My google searching some time ago led to us monitoring the MSrepl_errors table and alerting when there were any entries but this simply doesn't work. The last time replication failed (last night hence the question), errors only hit that table when it was restarted.
Does anyone else monitor replication and how do you do it?
Just a little bit of extra information:
It seems that last night the problem was that the Log Reader Agent died and didn't start up again. I believe this agent is responsible for reading the transaction log and putting records in the distribution database so they can be replicated on the secondary site.
As this agent runs inside SQL Server, we can't simply make sure a process is running in Windows.
We have emails sent to us for Merge Replication failures. I have not used Transactional Replication but I imagine you can set up similar alerts.
The easiest way is to set it up through Replication Monitor.
Go to Replication Monitor and select a particular publication. Then select the Warnings and Agents tab and then configure the particular alert you want to use. In our case it is Replication: Agent Failure.
For this alert, we have the Response set up to Execute a Job that sends an email. The job can also do some work to include details of what failed, etc.
This works well enough for alerting us to the problem so that we can fix it right away.
You could run a regular check that data changes are taking place, though this could be complex depending on your application.
If you have some form of audit train table that is very regularly updated (i.e. our main product has a base audit table that lists all actions that result in data being updated or deleted) then you could query that table on both servers and make sure the result you get back is the same. Something like:
SELECT CHECKSUM_AGG(*)
FROM audit_base
WHERE action_timestamp BETWEEN <time1> AND BETWEEN <time2>
where and are round values to allow for different delays in contacting the databases. For instance, if you are checking at ten past the hour you might check items from the start the last hour to the start of this hour. You now have two small values that you can transmit somewhere and compare. If they are different then something has most likely gone wrong in the replication process - have what-ever pocess does the check/comparison send you a mail and an SMS so you know to check and fix any problem that needs attention.
By using SELECT CHECKSUM_AGG(*) the amount of data for each table is very very small so the bandwidth use of the checks will be insignificant. You just need to make sure your checks are not too expensive in the load that apply to the servers, and that you don't check data that might be part of open replication transactions so might be expected to be different at that moment (hence checking the audit trail a few minutes back in time instead of now in my example) otherwise you'll get too many false alarms.
Depending on your database structure the above might be impractical. For tables that are not insert-only (no updates or deletes) within the timeframe of your check (like an audit-trail as above), working out what can safely be compared while avoiding false alarms is likely to be both complex and expensive if not actually impossible to do reliably.
You could manufacture a rolling insert-only table if you do not already have one, by having a small table (containing just an indexed timestamp column) to which you add one row regularly - this data serves no purpose other than to exist so you can check updates to the table are getting replicated.
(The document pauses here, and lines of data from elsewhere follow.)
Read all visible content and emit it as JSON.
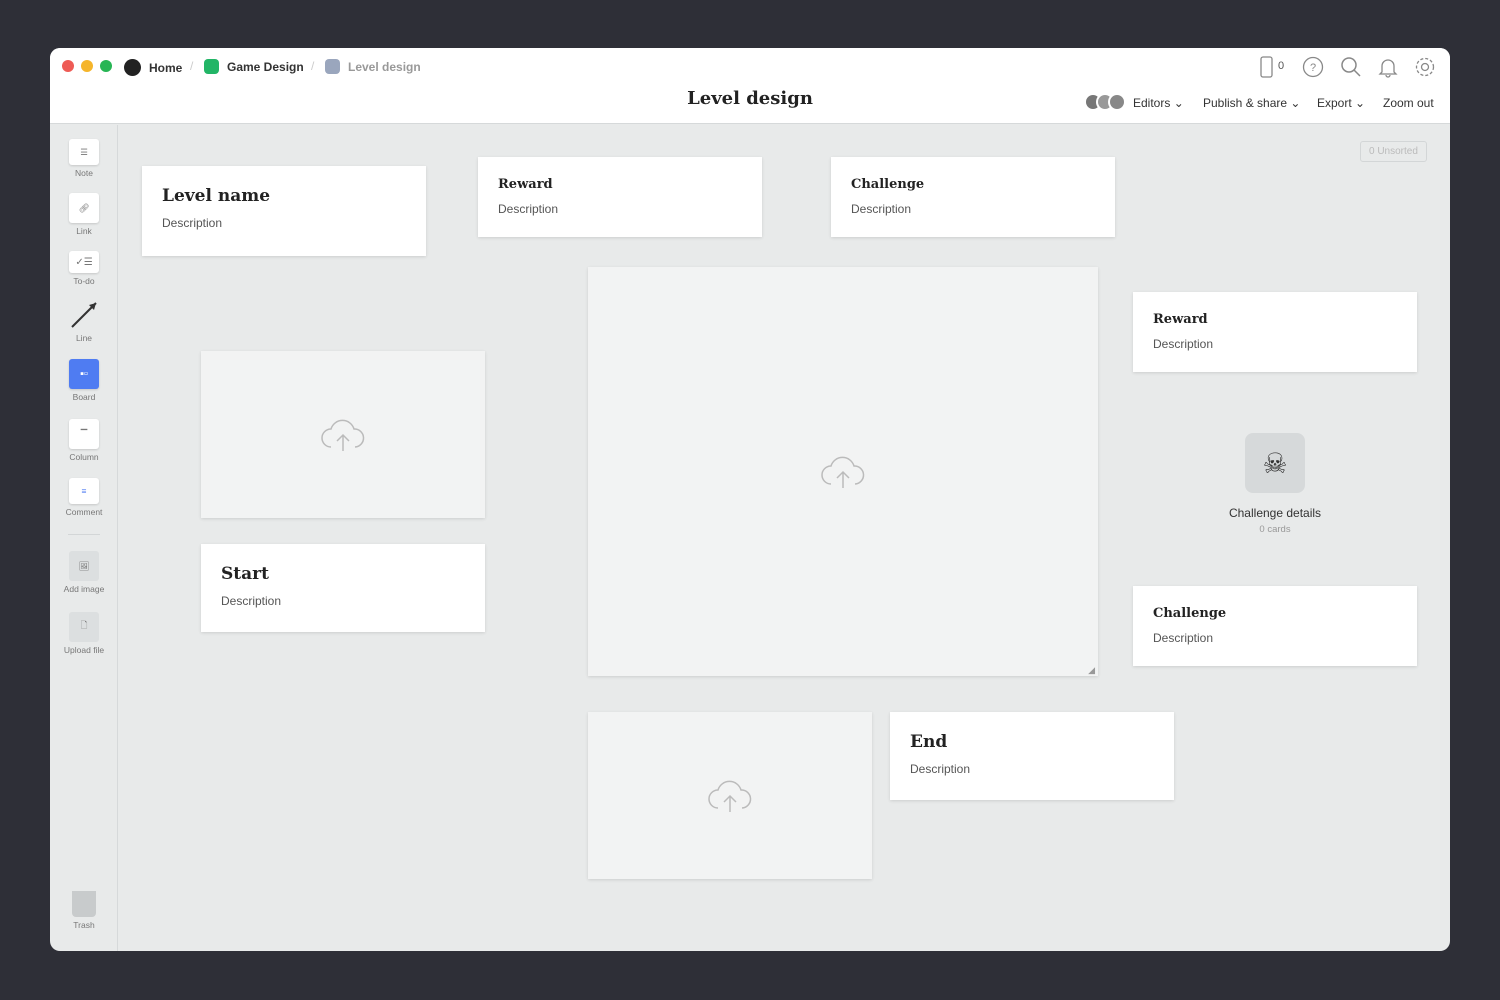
{
  "breadcrumb": {
    "home": "Home",
    "project": "Game Design",
    "current": "Level design",
    "project_color": "#22b566",
    "current_color": "#9aa6bd"
  },
  "header": {
    "title": "Level design",
    "device_count": "0",
    "editors": "Editors",
    "publish": "Publish & share",
    "export": "Export",
    "zoom": "Zoom out"
  },
  "toolbar": {
    "items": [
      "Note",
      "Link",
      "To-do",
      "Line",
      "Board",
      "Column",
      "Comment",
      "Add image",
      "Upload file"
    ],
    "trash": "Trash",
    "accent": "#4f7cf2"
  },
  "canvas": {
    "unsorted": "0 Unsorted",
    "cards": [
      {
        "title": "Level name",
        "desc": "Description"
      },
      {
        "title": "Reward",
        "desc": "Description"
      },
      {
        "title": "Challenge",
        "desc": "Description"
      },
      {
        "title": "Reward",
        "desc": "Description"
      },
      {
        "title": "Start",
        "desc": "Description"
      },
      {
        "title": "Challenge",
        "desc": "Description"
      },
      {
        "title": "End",
        "desc": "Description"
      }
    ],
    "board": {
      "title": "Challenge details",
      "count": "0 cards",
      "icon": "skull-icon"
    }
  }
}
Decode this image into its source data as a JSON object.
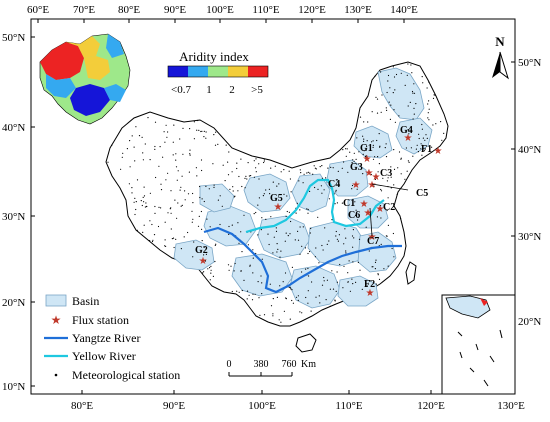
{
  "axes": {
    "top_ticks": [
      "60°E",
      "70°E",
      "80°E",
      "90°E",
      "100°E",
      "110°E",
      "120°E",
      "130°E",
      "140°E"
    ],
    "bottom_ticks": [
      "80°E",
      "90°E",
      "100°E",
      "110°E",
      "120°E",
      "130°E"
    ],
    "left_ticks": [
      "50°N",
      "40°N",
      "30°N",
      "20°N",
      "10°N"
    ],
    "right_ticks": [
      "50°N",
      "40°N",
      "30°N",
      "20°N"
    ]
  },
  "aridity": {
    "title": "Aridity index",
    "labels": [
      "<0.7",
      "1",
      "2",
      ">5"
    ],
    "colors": [
      "#1515d8",
      "#34a9f0",
      "#9ee88a",
      "#f3cd3a",
      "#ec2323"
    ]
  },
  "north_arrow": {
    "label": "N"
  },
  "stations": [
    {
      "label": "G1"
    },
    {
      "label": "G2"
    },
    {
      "label": "G3"
    },
    {
      "label": "G4"
    },
    {
      "label": "G5"
    },
    {
      "label": "F1"
    },
    {
      "label": "F2"
    },
    {
      "label": "C1"
    },
    {
      "label": "C2"
    },
    {
      "label": "C3"
    },
    {
      "label": "C4"
    },
    {
      "label": "C5"
    },
    {
      "label": "C6"
    },
    {
      "label": "C7"
    }
  ],
  "scale_bar": {
    "labels": [
      "0",
      "380",
      "760"
    ],
    "unit": "Km"
  },
  "legend": {
    "basin": "Basin",
    "flux_station": "Flux station",
    "yangtze": "Yangtze River",
    "yellow": "Yellow River",
    "meteorological": "Meteorological station"
  },
  "colors": {
    "basin_fill": "#cfe6f5",
    "basin_stroke": "#7aa6c6",
    "yangtze": "#1f6fd8",
    "yellow_river": "#1ec8e0",
    "flux_marker": "#c0392b"
  }
}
You can delete data older than your checking window, so the table shouldn't grow large. Only testing one table does not prove that all the other tables are replicating (or any other tables for that matter), but finding an error in this one table would be a good "canery" check (if this table isn't updating in the replica, then the others probably aren't either).
This sort of check has the advantage of being independent of the replication process - you are not waiting for the replication process to record exceptions in logs, you are instead proactively testing some of the actual data.